The men become quite loud in their play. Each takes his turn in poking fun at the pool prowess of another, with none left out from being a “poker” or a “pokee” (nothing to do with the goofy Facebook terminology). It is all done in good-natured fun, and I’ve yet to hear a curse, which would probably be the case if I were listening to the same game being played by the young men of today.
Speaking of “young men,” that’s what these men sound like! In their love of life and the fellowship of each other, they are like a rejuvenating antioxidant, adding days, months, even years to each other’s lives.
A young lady teaching a computer class had to ask them to “hold it down” one day so she could do her job. Without a gripe, their decibel level dropped immediately.
When one of the ladies in the office gives these “seasoned” billiards-playing men the “five-minute warning” at 4:55, I hear “Yes ma’am,” just as I heard at Granite Quarry School years ago.
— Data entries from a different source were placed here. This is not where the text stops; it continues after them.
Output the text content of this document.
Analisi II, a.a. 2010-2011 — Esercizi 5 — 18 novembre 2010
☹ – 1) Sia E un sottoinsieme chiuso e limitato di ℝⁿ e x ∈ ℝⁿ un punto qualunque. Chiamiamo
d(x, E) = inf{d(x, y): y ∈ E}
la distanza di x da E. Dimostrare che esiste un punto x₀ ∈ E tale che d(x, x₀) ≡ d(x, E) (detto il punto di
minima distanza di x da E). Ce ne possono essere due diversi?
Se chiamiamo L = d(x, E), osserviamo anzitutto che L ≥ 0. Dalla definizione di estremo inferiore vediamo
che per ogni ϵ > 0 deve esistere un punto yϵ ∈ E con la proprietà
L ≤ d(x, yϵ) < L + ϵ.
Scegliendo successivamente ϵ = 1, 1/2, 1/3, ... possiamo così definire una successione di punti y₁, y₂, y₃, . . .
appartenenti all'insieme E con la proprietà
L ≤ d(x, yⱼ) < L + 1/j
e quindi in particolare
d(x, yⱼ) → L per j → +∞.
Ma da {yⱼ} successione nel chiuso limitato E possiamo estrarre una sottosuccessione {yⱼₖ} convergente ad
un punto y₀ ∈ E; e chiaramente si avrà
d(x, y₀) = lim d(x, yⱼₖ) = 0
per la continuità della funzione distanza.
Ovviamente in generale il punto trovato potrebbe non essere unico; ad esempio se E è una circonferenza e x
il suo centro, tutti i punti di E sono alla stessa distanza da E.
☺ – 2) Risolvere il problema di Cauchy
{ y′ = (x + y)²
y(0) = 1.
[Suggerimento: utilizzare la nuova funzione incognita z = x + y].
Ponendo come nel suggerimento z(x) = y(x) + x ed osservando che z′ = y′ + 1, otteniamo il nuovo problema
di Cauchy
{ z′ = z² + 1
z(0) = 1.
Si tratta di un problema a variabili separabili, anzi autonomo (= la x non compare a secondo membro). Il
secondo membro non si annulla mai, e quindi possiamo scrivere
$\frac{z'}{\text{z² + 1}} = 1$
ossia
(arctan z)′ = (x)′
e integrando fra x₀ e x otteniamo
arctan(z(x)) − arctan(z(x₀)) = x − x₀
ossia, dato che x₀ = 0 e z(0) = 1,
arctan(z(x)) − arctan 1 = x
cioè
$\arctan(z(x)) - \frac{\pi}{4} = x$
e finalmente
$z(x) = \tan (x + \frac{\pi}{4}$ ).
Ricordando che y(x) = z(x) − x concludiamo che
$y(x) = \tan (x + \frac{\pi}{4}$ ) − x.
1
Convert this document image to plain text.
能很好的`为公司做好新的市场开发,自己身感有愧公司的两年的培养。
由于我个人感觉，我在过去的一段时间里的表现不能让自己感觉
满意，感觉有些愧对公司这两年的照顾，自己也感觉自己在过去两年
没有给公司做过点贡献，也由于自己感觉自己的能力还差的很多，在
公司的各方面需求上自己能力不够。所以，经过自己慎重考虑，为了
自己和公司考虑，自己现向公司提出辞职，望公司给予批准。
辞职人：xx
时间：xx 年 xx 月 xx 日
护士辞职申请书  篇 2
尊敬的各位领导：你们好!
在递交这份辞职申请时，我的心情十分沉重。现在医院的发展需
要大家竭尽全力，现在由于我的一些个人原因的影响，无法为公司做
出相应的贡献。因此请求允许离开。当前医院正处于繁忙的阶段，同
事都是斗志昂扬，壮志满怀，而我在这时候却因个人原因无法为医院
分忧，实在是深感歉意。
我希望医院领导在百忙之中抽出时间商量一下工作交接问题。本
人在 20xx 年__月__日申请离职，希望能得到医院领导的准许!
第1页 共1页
Sometimes while typing, I hear singing from the choir of seniors downstairs. Female voices predominate, just as at church, but in that senior center predominance, longevity may also be a factor.
Years ago, my late wife Diane and I gave a musical program of song and piano at a senior center in Salisbury to which my mother belonged. After the finishing of each song, my young daughter Rachel shouted out, “What’s next dad?”
One time, we performed for a Sunday morning service at the Yadkin House, where my mother spent her last years. I remember the upright piano upon which were stacked all of the hymnals of the denominations of Rowan County. That group of seniors in the recreation room that morning comprised their own “Yadkin House Denomination.”
Since I don’t have a printer at home, I also stop by the senior center to make a hard copy of my columns, just in case the internet totally crashes forever someday.
If a previous printer user has pushed “print” with nothing being produced, that request is often granted later when another person tries to print something.
One day, upon pressing “print,” 20 pages of Kahlil Gibran’s “The Prophet” mysteriously came forth from the printer. When I pushed again, 30 pages on the “prostate” steadily rolled out (a seemingly bigger mystery than the first).
Everyone seems to be having a good time at the senior center, with the possible exception of the man who tried to print off that “book” about the prostate.
So there I was, faced with a decision. Would I read the 20 pages of “The Prophet” or the 30 pages regarding the prostate’s health, what could go wrong with it, etc.
I decided to read “The Prophet” and let the doctor “read” my prostate (which, fortunately, can now be achieved with the taking of a little blood).